Last call merupakan panggilan terakhir untuk order minuman di bar. Sepuluh menit sebelum tutup biasanya aku sudah teriakkan kata-kata itu. Mereka akan serentak antri untuk mendapatkan minuman terakhirnya malam itu. Seolah-olah sudah tidak akan dijumpainya lagi malam yang lain. Itulah dunia mereka dalam pandanganku. Dunia yang dia butuhkan untuk mencari fantasi dan sensasi ujung hari. Dan hari itu aku benar-benar lelah dengan kelakuan mereka. Kelakuan yang tak peduli bahwa di belakang bar counter sang bartender dengan perasaannya yang tak pasti akan sebuah harapan. Semua itu hanya tersimpan dan tak kuasa untuk dibagikan karena harapan yang tak pasti itu adalah pendambaan seseorang di jauh sana.
Malam tadi bar sepi. Baru pada menit terakhir justru orang serentak memenuhi kursi-kursi yang berjejer di depan counter. Aku sempat membuat sebuah coretan sederhana di balik kertas bekas bar bill sebelum mereka datang.
Lita … akankah aku dikuasakan kemampuan untuk lebih mengenalmu?

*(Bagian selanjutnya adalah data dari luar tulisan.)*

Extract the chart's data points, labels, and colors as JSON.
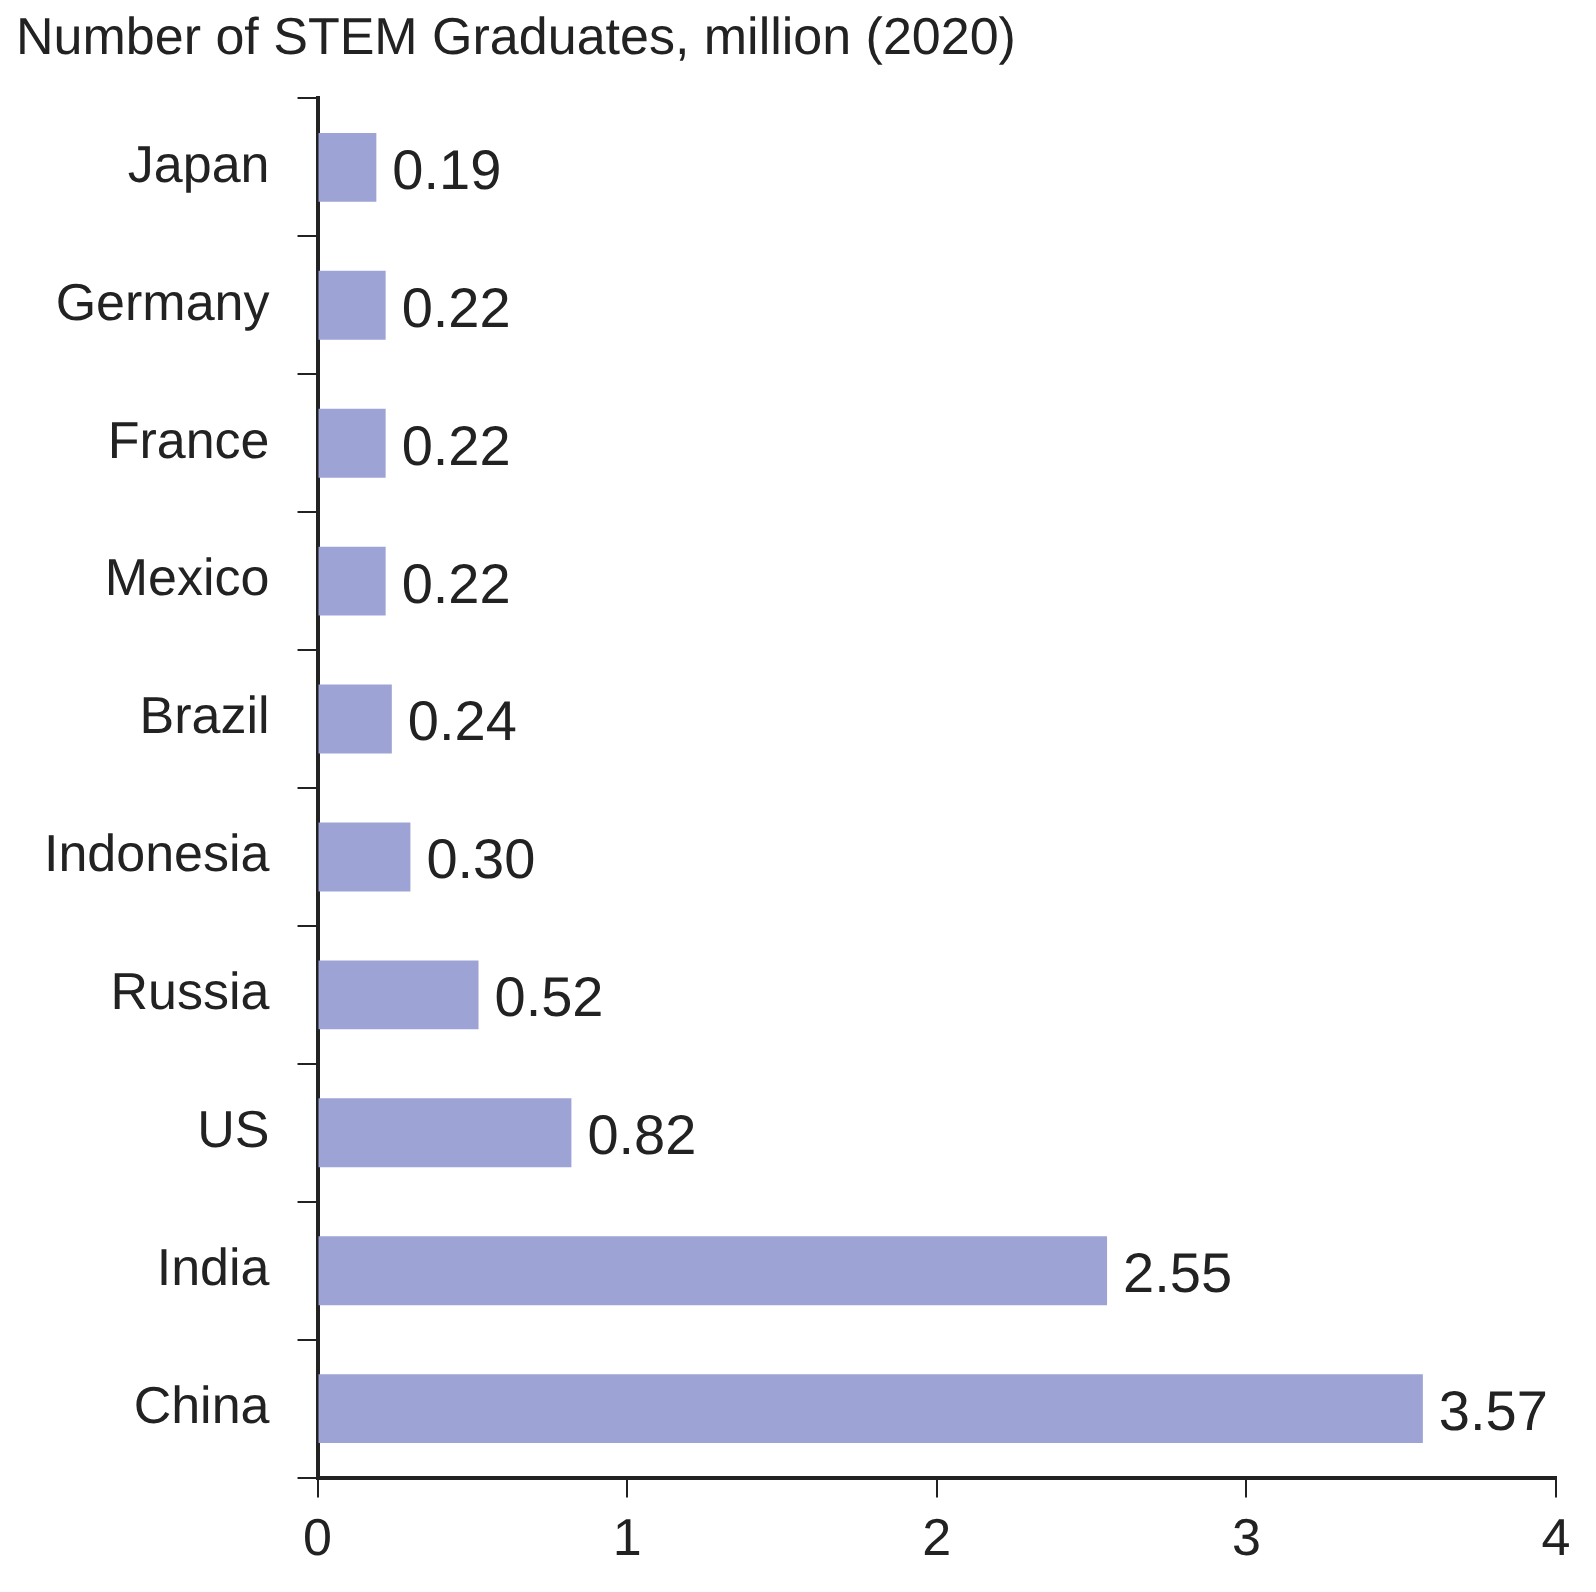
{
  "chart_data": {
    "type": "bar",
    "orientation": "horizontal",
    "title": "Number of STEM Graduates, million (2020)",
    "categories": [
      "Japan",
      "Germany",
      "France",
      "Mexico",
      "Brazil",
      "Indonesia",
      "Russia",
      "US",
      "India",
      "China"
    ],
    "values": [
      0.19,
      0.22,
      0.22,
      0.22,
      0.24,
      0.3,
      0.52,
      0.82,
      2.55,
      3.57
    ],
    "value_labels": [
      "0.19",
      "0.22",
      "0.22",
      "0.22",
      "0.24",
      "0.30",
      "0.52",
      "0.82",
      "2.55",
      "3.57"
    ],
    "color": "#9ea3d5",
    "xlim": [
      0,
      4
    ],
    "xticks": [
      0,
      1,
      2,
      3,
      4
    ],
    "grid": false,
    "legend": false
  }
}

Akankah aku juga akan bimbang sepertimu dengan segala yang cepat ini?
Akankah diri ini terus kubohongi tentangmu?
Semua di luar nalar …
Aku takut untuk semakin disalahkan oleh diriku sendiri dan juga yang lain
Sedang kata terus terang cinta hanya terlihat bodoh dan konyol untuk status facebookku …
Namun demikian kucoba hibur diri …
Bahwa kesempatan itu bukanlah tujuanku …
Tetapi memberanikan diri untuk ungkapkan itulah sejatinya …
Itulah kelelahan hari itu. Ungkapan isi hati yang tiba-tiba terhenti oleh aktifitas pokok bar. Aktifitas yang mengharuskanku tampil perdana di malam itu untuk orang lain. Orang-orang yang baru datang di menit terakhir tetap anak-anak yang mengharapkan bapaknya memberi yang terbaik. Anak-anak yang tak begitu memikirkan beban apa yang sebenarnya diderita sang bapak. Itulah kelelahan yang dengan air shower kucoba hilangkan. Harapanku satu … aku ingin lebih segar untuk hadapi hari esok dan menghadapi lagi apa yang menjadi cita dan cintaku.